Proper Builds AND Cutbacks.
EMPHASIS ON THE CUTBACKS. One to two goal races per year. And just because I *CAN* sign up for the longest distance offered at each $30 Club race doesn’t mean I SHOULD.
THE POINT OF MY INCESSANT RAMBLING …
…is not to simply “dear diary” my problems with the entire world wide web (although, once a blogger, always a blogger…). Rather, I share these things I am experiencing (and have observed in others) to challenge my fellow runners – ultra or not – to take a moment and reflect on your own physical and mental health, as it relates to running.

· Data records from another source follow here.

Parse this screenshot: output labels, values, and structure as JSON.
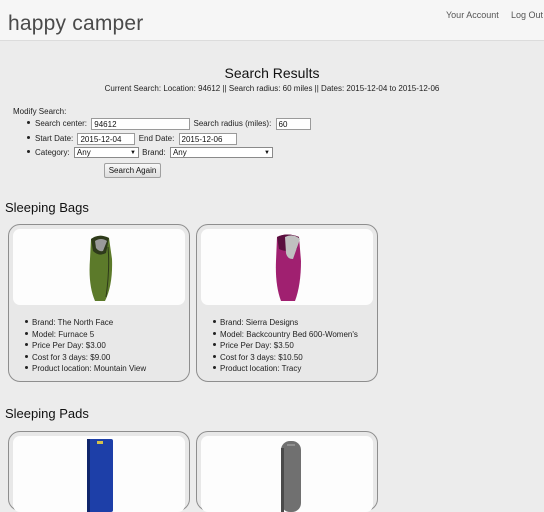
{
  "header": {
    "brand": "happy camper",
    "nav": {
      "account": "Your Account",
      "logout": "Log Out"
    }
  },
  "results": {
    "title": "Search Results",
    "current_search": "Current Search: Location: 94612 || Search radius: 60 miles || Dates: 2015-12-04 to 2015-12-06"
  },
  "form": {
    "modify_label": "Modify Search:",
    "search_center_label": "Search center:",
    "search_center_value": "94612",
    "radius_label": "Search radius (miles):",
    "radius_value": "60",
    "start_label": "Start Date:",
    "start_value": "2015-12-04",
    "end_label": "End Date:",
    "end_value": "2015-12-06",
    "category_label": "Category:",
    "category_value": "Any",
    "brand_label": "Brand:",
    "brand_value": "Any",
    "submit_label": "Search Again"
  },
  "sections": [
    {
      "title": "Sleeping Bags",
      "products": [
        {
          "brand": "Brand: The North Face",
          "model": "Model: Furnace 5",
          "price": "Price Per Day: $3.00",
          "cost": "Cost for 3 days: $9.00",
          "location": "Product location: Mountain View",
          "colors": {
            "body": "#5c7a2a",
            "dark": "#2e3a1a",
            "accent": "#9a9a9a"
          }
        },
        {
          "brand": "Brand: Sierra Designs",
          "model": "Model: Backcountry Bed 600-Women's",
          "price": "Price Per Day: $3.50",
          "cost": "Cost for 3 days: $10.50",
          "location": "Product location: Tracy",
          "colors": {
            "body": "#a02070",
            "dark": "#5a0f3e",
            "accent": "#c0c0c0"
          }
        }
      ]
    },
    {
      "title": "Sleeping Pads",
      "products": [
        {
          "colors": {
            "body": "#1d3fa8",
            "dark": "#10256b",
            "accent": "#d4c04a"
          }
        },
        {
          "colors": {
            "body": "#707070",
            "dark": "#4a4a4a",
            "accent": "#909090"
          }
        }
      ]
    }
  ]
}
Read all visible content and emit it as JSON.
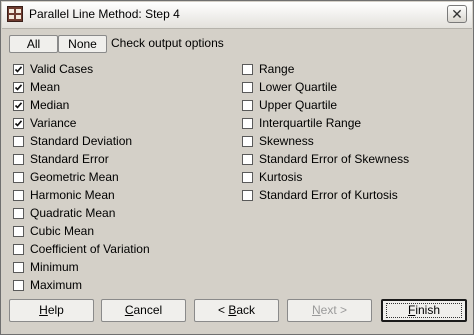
{
  "window": {
    "title": "Parallel Line Method: Step 4"
  },
  "toolbar": {
    "all_label": "All",
    "none_label": "None",
    "hint": "Check output options"
  },
  "options": {
    "left": [
      {
        "label": "Valid Cases",
        "checked": true
      },
      {
        "label": "Mean",
        "checked": true
      },
      {
        "label": "Median",
        "checked": true
      },
      {
        "label": "Variance",
        "checked": true
      },
      {
        "label": "Standard Deviation",
        "checked": false
      },
      {
        "label": "Standard Error",
        "checked": false
      },
      {
        "label": "Geometric Mean",
        "checked": false
      },
      {
        "label": "Harmonic Mean",
        "checked": false
      },
      {
        "label": "Quadratic Mean",
        "checked": false
      },
      {
        "label": "Cubic Mean",
        "checked": false
      },
      {
        "label": "Coefficient of Variation",
        "checked": false
      },
      {
        "label": "Minimum",
        "checked": false
      },
      {
        "label": "Maximum",
        "checked": false
      }
    ],
    "right": [
      {
        "label": "Range",
        "checked": false
      },
      {
        "label": "Lower Quartile",
        "checked": false
      },
      {
        "label": "Upper Quartile",
        "checked": false
      },
      {
        "label": "Interquartile Range",
        "checked": false
      },
      {
        "label": "Skewness",
        "checked": false
      },
      {
        "label": "Standard Error of Skewness",
        "checked": false
      },
      {
        "label": "Kurtosis",
        "checked": false
      },
      {
        "label": "Standard Error of Kurtosis",
        "checked": false
      }
    ]
  },
  "footer": {
    "help": {
      "mnemonic": "H",
      "rest": "elp"
    },
    "cancel": {
      "mnemonic": "C",
      "rest": "ancel"
    },
    "back": {
      "prefix": "< ",
      "mnemonic": "B",
      "rest": "ack"
    },
    "next": {
      "mnemonic": "N",
      "rest": "ext >"
    },
    "finish": {
      "mnemonic": "F",
      "rest": "inish"
    }
  }
}
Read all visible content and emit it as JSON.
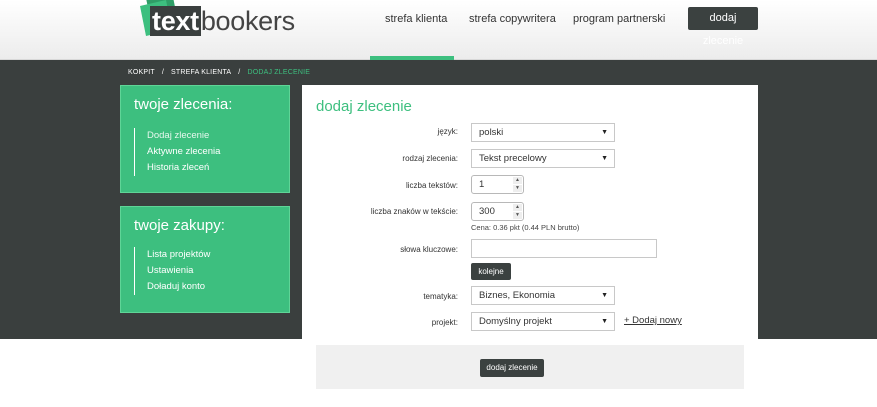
{
  "header": {
    "logo": {
      "text_part1": "text",
      "text_part2": "bookers"
    },
    "nav": [
      {
        "label": "strefa klienta"
      },
      {
        "label": "strefa copywritera"
      },
      {
        "label": "program partnerski"
      }
    ],
    "cta_label": "dodaj zlecenie"
  },
  "breadcrumb": {
    "items": [
      "KOKPIT",
      "STREFA KLIENTA",
      "DODAJ ZLECENIE"
    ],
    "separator": "/"
  },
  "sidebar": {
    "orders": {
      "title": "twoje zlecenia:",
      "items": [
        {
          "label": "Dodaj zlecenie"
        },
        {
          "label": "Aktywne zlecenia"
        },
        {
          "label": "Historia zleceń"
        }
      ]
    },
    "purchases": {
      "title": "twoje zakupy:",
      "items": [
        {
          "label": "Lista projektów"
        },
        {
          "label": "Ustawienia"
        },
        {
          "label": "Doładuj konto"
        }
      ]
    }
  },
  "form": {
    "title": "dodaj zlecenie",
    "language": {
      "label": "język:",
      "value": "polski"
    },
    "order_type": {
      "label": "rodzaj zlecenia:",
      "value": "Tekst precelowy"
    },
    "text_count": {
      "label": "liczba tekstów:",
      "value": "1"
    },
    "char_count": {
      "label": "liczba znaków w tekście:",
      "value": "300"
    },
    "price_note": "Cena: 0.36 pkt (0.44 PLN brutto)",
    "keywords": {
      "label": "słowa kluczowe:",
      "value": ""
    },
    "next_button": "kolejne",
    "topic": {
      "label": "tematyka:",
      "value": "Biznes, Ekonomia"
    },
    "project": {
      "label": "projekt:",
      "value": "Domyślny projekt"
    },
    "add_new_link": "+ Dodaj nowy",
    "submit_label": "dodaj zlecenie"
  },
  "colors": {
    "accent": "#3dbf7f",
    "dark": "#3a3f3e",
    "button_dark": "#3b4140"
  }
}
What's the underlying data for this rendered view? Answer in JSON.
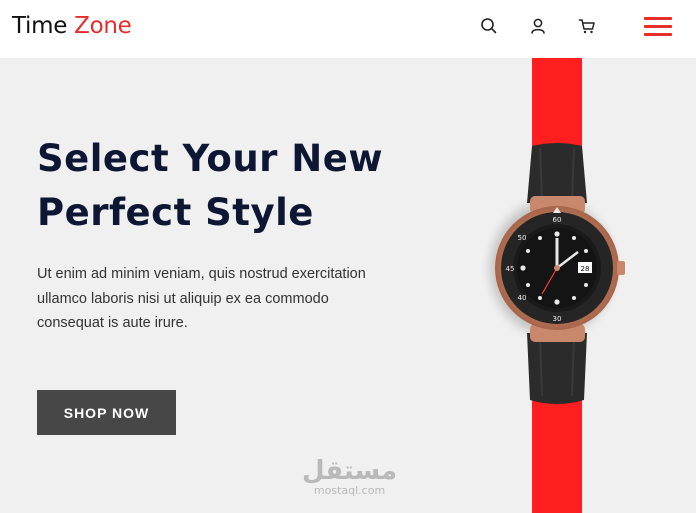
{
  "header": {
    "logo_part1": "Time",
    "logo_part2": "Zone",
    "icons": [
      "search-icon",
      "user-icon",
      "cart-icon",
      "hamburger-menu-icon"
    ]
  },
  "hero": {
    "title_line1": "Select Your New",
    "title_line2": "Perfect Style",
    "description": "Ut enim ad minim veniam, quis nostrud exercitation ullamco laboris nisi ut aliquip ex ea commodo consequat is aute irure.",
    "button_label": "SHOP NOW"
  },
  "watermark": {
    "arabic": "مستقل",
    "latin": "mostaql.com"
  },
  "colors": {
    "accent": "#ea2b2b",
    "strap": "#ff1f1f",
    "hero_bg": "#f0f0f1",
    "title": "#0d1633",
    "button_bg": "#474747"
  }
}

Let’s face it: we runners are one passionate bunch, and often our desire to experience new races and new distances can blur our long term vision. Sure, some of you guys can run 100 milers every month with no problems, but the reality is, most of us can’t…at lest not long term. And of course, there are plenty of you who are DOING IT THE RIGHT WAY, with adequate training, rest, and realistic goals. I applud you. But the rest of you (us)…
Are you taking care of your body? Are you protecting your running, long term?
I’m not sure about you, but I hope to be running for the rest of my life. And I haven’t been doing a good job at investing in that long term goal. It’s nothing to be ashamed of, but rather, pretty eye opening and powerful to realize that it’s time to take a step back in order to eventually go even further.